It was a stay at the LOG — or Lantern Onomichi Garden — hotel in Japan’s Hiroshima Prefecture, redesigned by Studio Mumbai, that fired up Satoshi Kondo’s imagination for spring.
In his room there, the ceiling, floor and hangar rack were covered in washi paper made in Kyoto.
“As I entered and stayed in this room, there was the sentiment or sensation of calming, soothing and something that’s grounding you,” said Kondo in a preview of the collection. “You feel at ease.”
This was what he sought to evoke on the Paris runway. His setting, a glass-walled, wooden-beamed pavilion in the Parc Floral, saw its walls and floor coated with wrinkled paper in calming white. Each guest was seated on a stool that was also crafted from a roll of the material resembling a log, itself created using compressed paper that is a by-product of the brand’s pleating technology.
On the runway, Kondo explored different types of papermaking, both in the fabrics used and for aesthetic inspiration. “This collection is about the texture and qualities that you find in paper,” as well as the art of and elements surrounding papermaking, such as light, water and time, and how that can be applied to clothing, he explained.

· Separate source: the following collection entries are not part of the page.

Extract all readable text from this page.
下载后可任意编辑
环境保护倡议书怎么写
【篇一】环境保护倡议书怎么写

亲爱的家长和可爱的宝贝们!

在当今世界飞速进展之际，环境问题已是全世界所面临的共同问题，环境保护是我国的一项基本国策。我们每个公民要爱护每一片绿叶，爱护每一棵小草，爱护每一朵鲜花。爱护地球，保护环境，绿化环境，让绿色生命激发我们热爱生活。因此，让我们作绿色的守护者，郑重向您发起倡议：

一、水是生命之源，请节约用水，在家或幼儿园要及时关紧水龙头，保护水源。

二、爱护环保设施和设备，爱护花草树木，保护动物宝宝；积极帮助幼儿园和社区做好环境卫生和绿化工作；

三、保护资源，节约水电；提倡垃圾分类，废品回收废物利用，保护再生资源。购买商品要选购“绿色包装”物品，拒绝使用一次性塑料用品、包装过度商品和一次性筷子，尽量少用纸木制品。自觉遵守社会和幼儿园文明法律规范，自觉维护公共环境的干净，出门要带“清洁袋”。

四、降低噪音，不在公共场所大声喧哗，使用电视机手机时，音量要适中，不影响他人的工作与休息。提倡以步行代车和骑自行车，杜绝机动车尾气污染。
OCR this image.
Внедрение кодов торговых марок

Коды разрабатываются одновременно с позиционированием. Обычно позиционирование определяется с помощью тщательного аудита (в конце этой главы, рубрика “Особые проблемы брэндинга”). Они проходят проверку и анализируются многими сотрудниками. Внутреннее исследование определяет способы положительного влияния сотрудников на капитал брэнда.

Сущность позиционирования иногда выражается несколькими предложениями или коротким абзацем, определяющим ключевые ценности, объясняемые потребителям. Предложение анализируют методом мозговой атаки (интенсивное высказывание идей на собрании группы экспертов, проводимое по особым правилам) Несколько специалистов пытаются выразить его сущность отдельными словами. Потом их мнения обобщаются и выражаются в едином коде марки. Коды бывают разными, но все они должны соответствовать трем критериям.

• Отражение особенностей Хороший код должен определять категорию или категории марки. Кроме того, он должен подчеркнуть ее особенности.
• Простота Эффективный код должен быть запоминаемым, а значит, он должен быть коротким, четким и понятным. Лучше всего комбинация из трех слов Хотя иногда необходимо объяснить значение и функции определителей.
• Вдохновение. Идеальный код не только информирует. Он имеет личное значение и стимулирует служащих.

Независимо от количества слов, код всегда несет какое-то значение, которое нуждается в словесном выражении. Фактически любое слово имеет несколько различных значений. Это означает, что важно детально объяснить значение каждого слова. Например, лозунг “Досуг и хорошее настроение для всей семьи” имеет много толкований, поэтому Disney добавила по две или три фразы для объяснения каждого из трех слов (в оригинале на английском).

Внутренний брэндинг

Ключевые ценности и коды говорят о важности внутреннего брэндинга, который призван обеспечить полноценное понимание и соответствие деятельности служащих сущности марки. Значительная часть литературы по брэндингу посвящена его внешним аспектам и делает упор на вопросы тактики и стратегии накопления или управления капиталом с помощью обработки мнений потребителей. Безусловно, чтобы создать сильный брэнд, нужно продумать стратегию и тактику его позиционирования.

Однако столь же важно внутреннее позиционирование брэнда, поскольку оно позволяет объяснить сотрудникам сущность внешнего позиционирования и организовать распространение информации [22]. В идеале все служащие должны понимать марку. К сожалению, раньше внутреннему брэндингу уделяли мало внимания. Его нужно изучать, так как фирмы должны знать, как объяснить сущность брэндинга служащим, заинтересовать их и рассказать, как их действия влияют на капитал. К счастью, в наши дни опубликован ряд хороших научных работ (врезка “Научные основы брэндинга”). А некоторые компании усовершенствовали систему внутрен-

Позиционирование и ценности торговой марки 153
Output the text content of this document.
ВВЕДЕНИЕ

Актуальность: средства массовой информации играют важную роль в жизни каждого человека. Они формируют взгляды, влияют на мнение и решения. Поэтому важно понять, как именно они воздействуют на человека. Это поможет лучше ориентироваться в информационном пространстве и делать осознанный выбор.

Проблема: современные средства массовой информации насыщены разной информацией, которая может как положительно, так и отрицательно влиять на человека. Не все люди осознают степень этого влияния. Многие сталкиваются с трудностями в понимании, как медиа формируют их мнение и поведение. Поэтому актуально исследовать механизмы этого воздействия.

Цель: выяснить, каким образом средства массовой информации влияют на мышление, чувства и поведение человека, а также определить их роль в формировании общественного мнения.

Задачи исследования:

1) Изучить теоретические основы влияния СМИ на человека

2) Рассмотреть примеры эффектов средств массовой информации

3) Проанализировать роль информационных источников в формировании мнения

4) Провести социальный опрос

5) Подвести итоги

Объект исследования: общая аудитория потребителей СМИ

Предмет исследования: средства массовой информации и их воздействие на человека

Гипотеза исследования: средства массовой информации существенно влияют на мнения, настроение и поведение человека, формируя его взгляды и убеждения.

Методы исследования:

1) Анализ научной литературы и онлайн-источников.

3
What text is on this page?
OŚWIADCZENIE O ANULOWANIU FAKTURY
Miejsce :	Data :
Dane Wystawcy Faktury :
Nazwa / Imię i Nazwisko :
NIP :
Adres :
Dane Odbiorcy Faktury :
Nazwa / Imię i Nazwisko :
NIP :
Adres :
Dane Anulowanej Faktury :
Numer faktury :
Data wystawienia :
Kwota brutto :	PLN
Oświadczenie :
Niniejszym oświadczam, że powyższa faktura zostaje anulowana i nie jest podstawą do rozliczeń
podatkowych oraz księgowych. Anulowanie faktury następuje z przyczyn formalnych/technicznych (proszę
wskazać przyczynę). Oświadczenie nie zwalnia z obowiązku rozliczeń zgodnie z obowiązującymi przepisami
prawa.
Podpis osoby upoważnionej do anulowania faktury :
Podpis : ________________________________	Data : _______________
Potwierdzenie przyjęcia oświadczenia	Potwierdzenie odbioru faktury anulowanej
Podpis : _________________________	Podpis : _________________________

Some used age-old materials like hemp, others were crafted using modern technology, while still retaining paper’s quality or texture. Certain pieces appeared folded like a box or origami model, with accentuated, angular hips and shoulders and voluntary creasing. There was also a material made from slivers of washi paper and a rayon-silk blend to create a lightweight material that wrapped around the body in a series of stretchy, body-hugging hooded dresses.
Known for its architectural volumes and plays on structure, Issey Miyake’s collection was true to brand while evoking several of the season’s recurrent themes, notably when it came to transparency and outsized volumes.
Crisp, semitransparent fabrics in off-white or black were folded over, emphasizing their proportions and making them alienating yet soothing. A pair of tailored pants in an eggplant hue, with their extra-wide, jagged hips, were just one of any number of standouts.
Knits, ruffled across the body, whispered about softness and calm. As a print on creased satin or as accessories, pressed flower details, reminiscent of those found between the pages of an antique book, underscored the sense of poetry.